Financial and logistical support eroded over time, forcing me to spend too much time on the job’s technical aspects. I’m supposed to be writing grants and papers, not programming data loggers, and collecting and processing samples in the lab. Working in the field was fun, but I wasn’t getting my own work done. Plus, I could never enjoy summer events like concerts or fun runs because I was always on call in the field.

I began to resent summer.

So even though we were in the midst of a pandemic and all of our planned activities were canceled, the summer of 2020 gave me a taste of the future in retirement. While I’m still working full-time, I can’t travel because of COVID restrictions.
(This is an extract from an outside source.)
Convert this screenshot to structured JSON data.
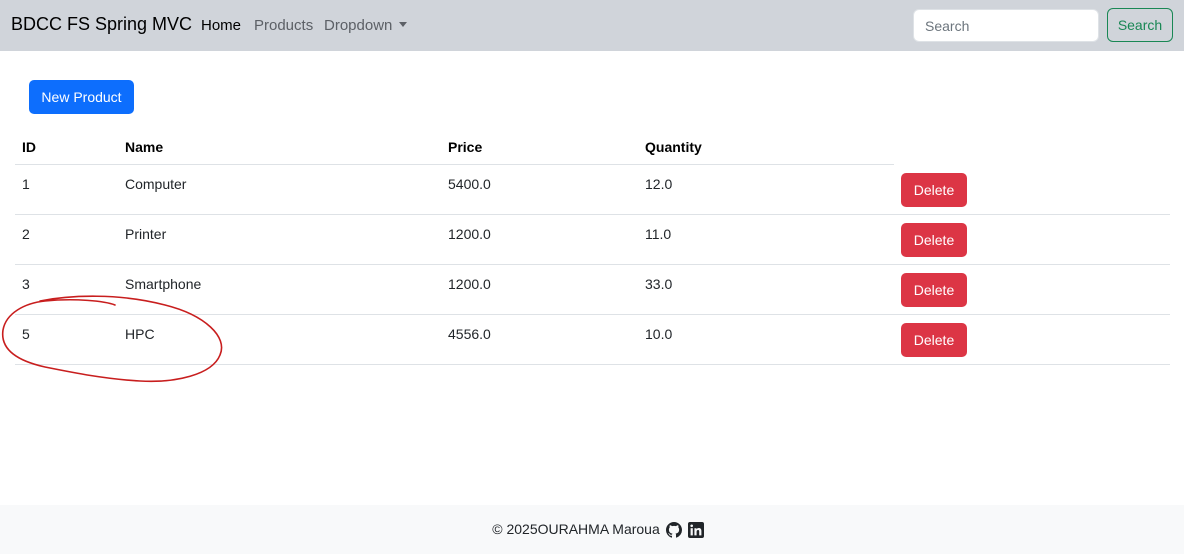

This is the first summer in over 30 years that I’ve done no fieldwork.

It’s delicious.

My tiny taste of retirement has been a break I needed, and I cannot wait for all of this to be finished. I have a feeling I’m going to love being retired. The problem is, I don’t feel like I can act excited about retirement with my colleagues who are still in the dredges. I know how they are feeling and how they continue to be pulled too thin without enough resources. Especially now, when our entire world has been up-ended.

But I can only help them for a few more months. I don’t plan on being emeritus for very long.